Connaught Theatre, Worthing

Written by Michael McManus

Director: Joanna Read

In conjunction with the Yvonne Arnaud Theatre

Wednesday 12 June – Saturday 15 June

Amidst all the usual noise and mayhem accompanying a forthcoming election, I had been looking forward to a bit of light relief with the arrival of this ‘hilariously acerbic’ offering from Michael McManus. Such was the description in the press releases. Michael McManus has written several plays to date, his first in 2018, following a lengthy career in high level politics and journalism.

As a Conservative, I should add. It is not surprising then, that his plays have all been politically based.
The play was written before the date of the General Election was announced, however the timing appeared to be just right for it to be performed when fever is high, just weeks before the Big Day. Or was it? Those who have simply turned off from those interminable catch phrases and ‘key messages’, maybe preferred to stay at home and catch up on Countryfile or Antiques Roadshow rather than take a chance on being ‘entertained’ by yet another political satire. Sadly, on this occasion it appeared that the former option won out, as numbers were not great on opening night in Worthing.

“Party Games’ could have – should have – been a real opportunity to give audiences a new comic treat, a chance to laugh out loud at the absurdity of political shenanigans, but instead we were delivered a desperately thin plot, which seemed to be cobbled together from a series of easily recalled political gaffes, based on stereotypes and caricatures from the fairly recent past. Set in 2026, with John Waggner (Matthew Cottle) as the new leader of the centrist One Nation Party, albeit with a hung parliament, the play attempts to create a bickering, shouty atmosphere where the PM – portrayed as a timidly petulant, upper class, Latin spouting twit – simply looks totally bewildered much of the time. Oh, and his main skill is sounding off his silly farting toy – when he’s not actually farting himself, that is. Matthew Cottle is a fine actor with a distinguished body of work behind him, both in TV and theatre, and I really thought he deserved better than this.

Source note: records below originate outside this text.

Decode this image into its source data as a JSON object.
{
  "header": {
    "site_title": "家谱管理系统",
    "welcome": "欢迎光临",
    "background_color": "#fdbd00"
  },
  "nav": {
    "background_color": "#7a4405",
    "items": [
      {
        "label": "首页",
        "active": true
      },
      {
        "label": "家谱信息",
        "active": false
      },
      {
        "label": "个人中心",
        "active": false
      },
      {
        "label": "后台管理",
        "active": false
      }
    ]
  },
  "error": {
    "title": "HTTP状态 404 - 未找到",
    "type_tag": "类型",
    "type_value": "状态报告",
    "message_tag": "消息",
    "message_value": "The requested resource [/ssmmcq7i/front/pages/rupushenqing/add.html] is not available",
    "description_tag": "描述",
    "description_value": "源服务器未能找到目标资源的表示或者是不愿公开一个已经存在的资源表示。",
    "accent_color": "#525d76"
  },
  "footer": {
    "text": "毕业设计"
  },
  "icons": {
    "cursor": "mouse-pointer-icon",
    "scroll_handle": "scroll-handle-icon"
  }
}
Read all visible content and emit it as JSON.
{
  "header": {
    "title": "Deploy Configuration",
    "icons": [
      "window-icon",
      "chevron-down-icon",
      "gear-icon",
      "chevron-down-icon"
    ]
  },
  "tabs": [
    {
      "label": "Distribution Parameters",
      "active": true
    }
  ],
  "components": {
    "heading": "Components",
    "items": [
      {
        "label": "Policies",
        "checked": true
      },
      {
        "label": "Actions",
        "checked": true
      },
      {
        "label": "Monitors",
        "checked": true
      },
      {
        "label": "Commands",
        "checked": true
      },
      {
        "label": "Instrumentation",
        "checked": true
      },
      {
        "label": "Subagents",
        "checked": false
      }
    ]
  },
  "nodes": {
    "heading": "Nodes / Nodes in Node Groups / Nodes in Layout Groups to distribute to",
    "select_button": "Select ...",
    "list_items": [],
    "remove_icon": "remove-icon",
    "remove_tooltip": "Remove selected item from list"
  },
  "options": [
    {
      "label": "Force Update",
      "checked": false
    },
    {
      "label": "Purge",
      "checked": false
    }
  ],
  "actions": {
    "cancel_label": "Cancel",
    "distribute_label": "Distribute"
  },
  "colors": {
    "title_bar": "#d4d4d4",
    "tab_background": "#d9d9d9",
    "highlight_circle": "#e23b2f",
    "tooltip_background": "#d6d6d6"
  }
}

The script had clearly been updated at the last minute to include references to Nigel Farage’s Clacton campaign; the PM coming in out of the rain and remarked upon as being ‘very Rishi Sunak’, and a remark about ‘missing D- Day again’, but – please! – have we not had enough of the ‘lettuce’ jokes?

Natalie Dunne, as the PM’s wife Anne, was clearly based on Carrie Johnson, and well played as being manipulative and bossy, and with an intelligence totally at the other end of the scale from her husband’s. ‘Seth’, (Ryan Early) the arrogant, scheming Chief of Staff, was obviously meant to be a Dominic Cummings reinvention, with his grey zip up jacket and backpack, but it was all so contrived, I’m afraid. Shove in the camp Chief Whip (William Oxburgh) popping in every now and then with his pet tarantula (hello, Gavin Williamson?) and you have almost a complete set.
I have to say that the set and the lighting were terrific, doing the iconic Connaught Theatre proud, as did the great cast, who saved the play from descending into a quagmire of clichés. Erica Tavares-Kouassi took over the role of Lisa, and proved to be faultless, and Krissi Bohn as ‘CAN-dice’ (!) was just great.

Unfortunately, the laughs were thin on the ground, and the audience reflected this, with just faint titters here and there, only slightly enthusiastic at the mention of Diane Abbott being Acting Deputy Leader. But that was it. I’m afraid after the PM bumbling on when asked about his thoughts on Europe, and hearing his reply: ‘Oh, isn’t that to the east, and a bit south?” is when I switched off.

‘The Thick of It’ it wasn’t, neither was it anywhere near ‘Yes Minister’. I’m afraid it was more of a puerile hodge podge than political satire. Such a shame. With an excellent cast, this play had so much potential, unfortunately it just did not deliver.